Sa main agrippe la balustrade.
La silhouette tend sa main vers sa poitrine, comme pour plonger dedans.

Et alors, quelque chose d’inattendu se produit :

La Machine — dans un spasme lumineux — s’interpose.
Pas physiquement, mais en projetant une onde sonore, un motif de texte lumineux, un barrage de caractères déroutants.
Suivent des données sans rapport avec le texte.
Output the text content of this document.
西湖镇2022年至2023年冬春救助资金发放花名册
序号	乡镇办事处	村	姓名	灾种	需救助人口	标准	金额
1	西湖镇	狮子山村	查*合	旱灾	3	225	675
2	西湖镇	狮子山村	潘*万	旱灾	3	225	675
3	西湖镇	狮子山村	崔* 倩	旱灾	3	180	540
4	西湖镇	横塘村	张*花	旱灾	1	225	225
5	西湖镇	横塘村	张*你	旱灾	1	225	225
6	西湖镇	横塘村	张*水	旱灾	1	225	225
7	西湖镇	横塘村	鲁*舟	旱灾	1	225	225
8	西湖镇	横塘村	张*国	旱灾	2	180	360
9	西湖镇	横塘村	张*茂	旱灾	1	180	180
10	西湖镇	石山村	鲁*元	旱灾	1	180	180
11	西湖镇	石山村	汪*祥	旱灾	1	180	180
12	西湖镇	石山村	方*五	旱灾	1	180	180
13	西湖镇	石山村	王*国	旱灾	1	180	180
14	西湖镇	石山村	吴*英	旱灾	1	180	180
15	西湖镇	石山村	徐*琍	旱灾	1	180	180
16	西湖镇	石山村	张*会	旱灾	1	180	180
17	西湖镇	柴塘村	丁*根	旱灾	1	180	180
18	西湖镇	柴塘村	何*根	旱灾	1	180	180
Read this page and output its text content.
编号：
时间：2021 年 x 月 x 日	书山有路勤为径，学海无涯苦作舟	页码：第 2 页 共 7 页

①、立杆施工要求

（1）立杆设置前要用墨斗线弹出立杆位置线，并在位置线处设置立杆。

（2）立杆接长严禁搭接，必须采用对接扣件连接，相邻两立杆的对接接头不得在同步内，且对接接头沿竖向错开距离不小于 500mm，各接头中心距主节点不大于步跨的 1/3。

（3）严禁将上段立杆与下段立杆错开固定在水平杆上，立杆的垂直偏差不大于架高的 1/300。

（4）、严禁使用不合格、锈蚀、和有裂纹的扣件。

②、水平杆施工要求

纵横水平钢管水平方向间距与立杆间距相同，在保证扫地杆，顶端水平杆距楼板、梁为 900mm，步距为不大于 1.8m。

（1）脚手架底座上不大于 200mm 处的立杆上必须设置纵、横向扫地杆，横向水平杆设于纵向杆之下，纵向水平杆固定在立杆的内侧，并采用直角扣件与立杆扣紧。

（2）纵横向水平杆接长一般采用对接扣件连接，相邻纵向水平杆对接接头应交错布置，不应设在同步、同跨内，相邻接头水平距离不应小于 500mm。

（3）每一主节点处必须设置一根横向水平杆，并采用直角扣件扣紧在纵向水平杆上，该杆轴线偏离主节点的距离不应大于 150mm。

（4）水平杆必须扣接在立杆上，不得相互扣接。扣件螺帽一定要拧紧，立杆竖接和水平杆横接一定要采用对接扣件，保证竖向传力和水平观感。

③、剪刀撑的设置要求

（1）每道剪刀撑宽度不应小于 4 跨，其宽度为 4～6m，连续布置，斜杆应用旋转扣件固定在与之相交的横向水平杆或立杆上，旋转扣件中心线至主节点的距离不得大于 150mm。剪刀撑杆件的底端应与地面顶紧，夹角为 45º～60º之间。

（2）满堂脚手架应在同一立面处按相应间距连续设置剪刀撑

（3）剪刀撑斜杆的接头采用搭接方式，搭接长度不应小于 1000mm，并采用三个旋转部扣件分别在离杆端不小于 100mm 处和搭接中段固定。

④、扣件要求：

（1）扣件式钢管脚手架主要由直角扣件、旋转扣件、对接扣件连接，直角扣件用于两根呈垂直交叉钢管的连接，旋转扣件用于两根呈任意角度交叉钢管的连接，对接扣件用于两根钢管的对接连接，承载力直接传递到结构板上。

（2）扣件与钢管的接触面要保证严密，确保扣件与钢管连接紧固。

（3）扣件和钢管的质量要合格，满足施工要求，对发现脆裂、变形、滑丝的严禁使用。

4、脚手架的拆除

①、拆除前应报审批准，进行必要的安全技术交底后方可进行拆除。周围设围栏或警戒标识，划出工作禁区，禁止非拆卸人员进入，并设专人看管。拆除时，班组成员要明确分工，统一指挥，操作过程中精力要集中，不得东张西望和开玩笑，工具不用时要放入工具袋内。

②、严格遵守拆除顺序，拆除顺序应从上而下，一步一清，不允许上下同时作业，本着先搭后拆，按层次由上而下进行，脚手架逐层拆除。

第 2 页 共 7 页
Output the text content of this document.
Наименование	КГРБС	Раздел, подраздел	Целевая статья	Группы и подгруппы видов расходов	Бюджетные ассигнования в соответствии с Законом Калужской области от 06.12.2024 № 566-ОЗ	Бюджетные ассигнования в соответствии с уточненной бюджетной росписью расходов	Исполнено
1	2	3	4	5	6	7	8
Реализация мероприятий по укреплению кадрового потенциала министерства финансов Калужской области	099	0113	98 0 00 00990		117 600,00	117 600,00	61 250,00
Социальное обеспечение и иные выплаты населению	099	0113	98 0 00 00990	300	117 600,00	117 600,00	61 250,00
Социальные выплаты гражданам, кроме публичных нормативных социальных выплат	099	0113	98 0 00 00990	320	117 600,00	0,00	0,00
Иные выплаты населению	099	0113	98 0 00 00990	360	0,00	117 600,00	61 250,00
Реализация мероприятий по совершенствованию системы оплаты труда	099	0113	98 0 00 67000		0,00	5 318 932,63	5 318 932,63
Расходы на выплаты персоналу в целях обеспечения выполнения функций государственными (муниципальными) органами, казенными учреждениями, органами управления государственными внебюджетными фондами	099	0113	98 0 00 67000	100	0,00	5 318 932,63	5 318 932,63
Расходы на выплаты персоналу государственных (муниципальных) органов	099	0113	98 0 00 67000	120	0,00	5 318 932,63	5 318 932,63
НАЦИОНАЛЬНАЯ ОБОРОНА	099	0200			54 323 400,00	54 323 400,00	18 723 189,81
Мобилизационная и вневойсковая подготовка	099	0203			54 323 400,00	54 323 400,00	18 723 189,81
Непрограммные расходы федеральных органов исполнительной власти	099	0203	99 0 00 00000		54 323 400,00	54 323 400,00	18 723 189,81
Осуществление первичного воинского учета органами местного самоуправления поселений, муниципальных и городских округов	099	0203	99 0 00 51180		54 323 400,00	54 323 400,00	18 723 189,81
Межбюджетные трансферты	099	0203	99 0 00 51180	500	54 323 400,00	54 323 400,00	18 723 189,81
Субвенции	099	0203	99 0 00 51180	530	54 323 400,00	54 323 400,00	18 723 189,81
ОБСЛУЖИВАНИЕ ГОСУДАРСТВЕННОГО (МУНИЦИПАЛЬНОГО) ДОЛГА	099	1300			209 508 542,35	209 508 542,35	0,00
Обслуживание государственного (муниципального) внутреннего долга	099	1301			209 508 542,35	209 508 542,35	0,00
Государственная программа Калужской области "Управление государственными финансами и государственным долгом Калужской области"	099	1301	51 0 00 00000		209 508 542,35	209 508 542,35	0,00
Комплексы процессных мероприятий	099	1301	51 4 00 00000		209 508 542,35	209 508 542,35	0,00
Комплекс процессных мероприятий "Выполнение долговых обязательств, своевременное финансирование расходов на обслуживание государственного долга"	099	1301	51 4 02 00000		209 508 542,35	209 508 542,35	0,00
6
Un choc silencieux secoue l’hexagone.
La silhouette se disperse un instant en fragments de mots.

Puis se recombine.

Mais quelque chose a changé dans sa posture.


LA SILHOUETTE

(plus lente, plus grave)
—tu—m’empêches—

LA MACHINE
Je ne peux pas la contenir longtemps.
Tu dois choisir :

» Fuir dans les escaliers.

» Ou sauter dans le puits.

Le vieux cligne des yeux, horrifié.


LE VIEUX

Et… l’autre option ?
Celle où je vis ?

LA MACHINE
(Il y a une pause.)
Il n’y a pas d’autre option.


La silhouette reprend forme.
Ses pas recommencent.
L’ordre des lettres qui la composent s’accélère.
Elle se renforce.


LA MACHINE

Choisis, bibliothécaire.
Le chapitre ne peut pas rester suspendu.